The tripartite system could have worked but
(i) the proportion of grammar school places varied widely between local authorities;
(ii) girls were discriminated against;
(iii) secondary modern schools were hopelessly underfunded;
(iv) technical schools were too expensive;
(v) grammar school teachers enjoyed much higher status than their secondary modern colleagues.

The comprehensive (or multilateral) system might have worked (as it indeed did in 1950s Anglesey) but
(i) oversized schools were cobbled together from existing buildings, and the building standards were appalling (remember high-alumina cement?). I have taught in third-hand Portacabins that would have been judged unfit for the inmates of Her Majesty’s Prisons.
(ii) top jobs were often given to grammar school teachers who had no idea of the needs of non-academic children;
(iii) just as comprehensives were getting under way, local authority expenditure was limited by the Callaghan government and buildings were then left unrepaired throughout the eighties;
(iv) the strategies for maintaining discipline were removed and no effective substitutes found.

A new version of the tripartite system could work if
(i) the grammar schools were highly academic and suitable only for a small proportion of the population;
(ii) the modern and technical schools were very generously funded and staffed with highly trained, well-paid teachers teaching very small groups in manageable-sized schools;
(iii) pupils could move freely between the schools to accommodate talents that developed at different stages.

Anonymous said...

It's the "moving freely" bit that's unworkable. Having a good year just before going off the rails and hitting the E already results in constant movements between bands and sets in comps. You end up with stupidly huge classes in one band and eleven in another; or rather you don't because you start rearranging the kids on the basis of workability.

Similarly we have disruptive reallocations on the grounds that baseline ability upon entry when you've just got off a boat from the Congo and don't speak English tend to shove you into the lower sets. Within a year you turn out to have been jolly clever all along but the changing allocation has already been reached, exceeded and waved goodbye.

Movemnet between academic-based schools and errmmm... the other should be annual at the most. It should never be based on a test that it is in the school's interest to manipulate (SATs). Otherwise I agree that too much talent is being wasted piddling about in the shallows of spoonfed comprehensive edutainment. We've had a lot of focus on doing what we can to bring on the bottom 20% and avoid their education being a waste of time. Now it's time to have a look at the top end. They are losing all expoerience of striving. A bright child in a comp can achieve As with very little personal effort. My own son was bright but bone idle yet was never challenged for it at school. His response was "I get As for doing nothing. I can live without an A*." It's a bad lesson for life.

DorsetDipper said...

there are still quite a lot of students going to Oxbridge from comprehensives, so think you miss the target.

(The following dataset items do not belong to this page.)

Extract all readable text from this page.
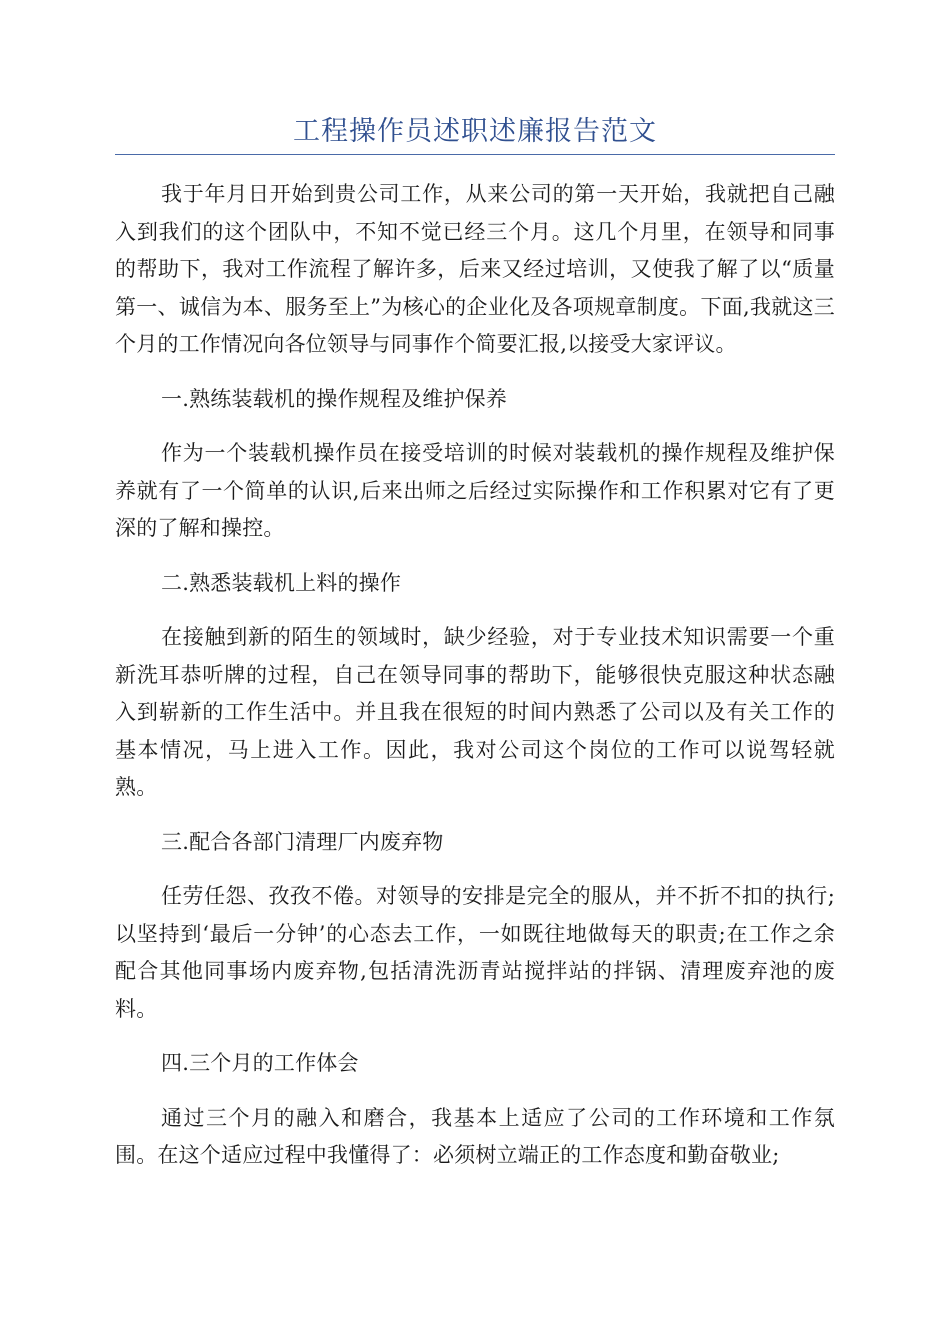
工程操作员述职述廉报告范文

我于年月日开始到贵公司工作，从来公司的第一天开始，我就把自己融入到我们的这个团队中，不知不觉已经三个月。这几个月里，在领导和同事的帮助下，我对工作流程了解许多，后来又经过培训，又使我了解了以“质量第一、诚信为本、服务至上”为核心的企业化及各项规章制度。下面,我就这三个月的工作情况向各位领导与同事作个简要汇报,以接受大家评议。

一.熟练装载机的操作规程及维护保养

作为一个装载机操作员在接受培训的时候对装载机的操作规程及维护保养就有了一个简单的认识,后来出师之后经过实际操作和工作积累对它有了更深的了解和操控。

二.熟悉装载机上料的操作

在接触到新的陌生的领域时，缺少经验，对于专业技术知识需要一个重新洗耳恭听牌的过程，自己在领导同事的帮助下，能够很快克服这种状态融入到崭新的工作生活中。并且我在很短的时间内熟悉了公司以及有关工作的基本情况，马上进入工作。因此，我对公司这个岗位的工作可以说驾轻就熟。

三.配合各部门清理厂内废弃物

任劳任怨、孜孜不倦。对领导的安排是完全的服从，并不折不扣的执行;以坚持到‘最后一分钟’的心态去工作，一如既往地做每天的职责;在工作之余配合其他同事场内废弃物,包括清洗沥青站搅拌站的拌锅、清理废弃池的废料。

四.三个月的工作体会

通过三个月的融入和磨合，我基本上适应了公司的工作环境和工作氛围。在这个适应过程中我懂得了：必须树立端正的工作态度和勤奋敬业;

Yes there are crap comprehensives, and there were crap Grammar schools. My local one took the cream of the city and sent them to Oxbridge in large numbers, but from what I gathered if you weren't in that select group you got a thoroughly dismal education.

Anonymous said...

'there are still quite a lot of students going to Oxbridge from comprehensives'

Look up the stats, Dorset Dipper. There are less students from the state sector at Oxford and Cambridge now than there were in 1970.

Anonymous said...

Dorset Dipper - surely the point is that there are good grammars and good comps - so let's find out what they're doing right and copy it. In some case this will mean copying what a good comp is doing. In other cases, this will mean copying what a good grammar.... oh hang on. That's ideologically impure, though.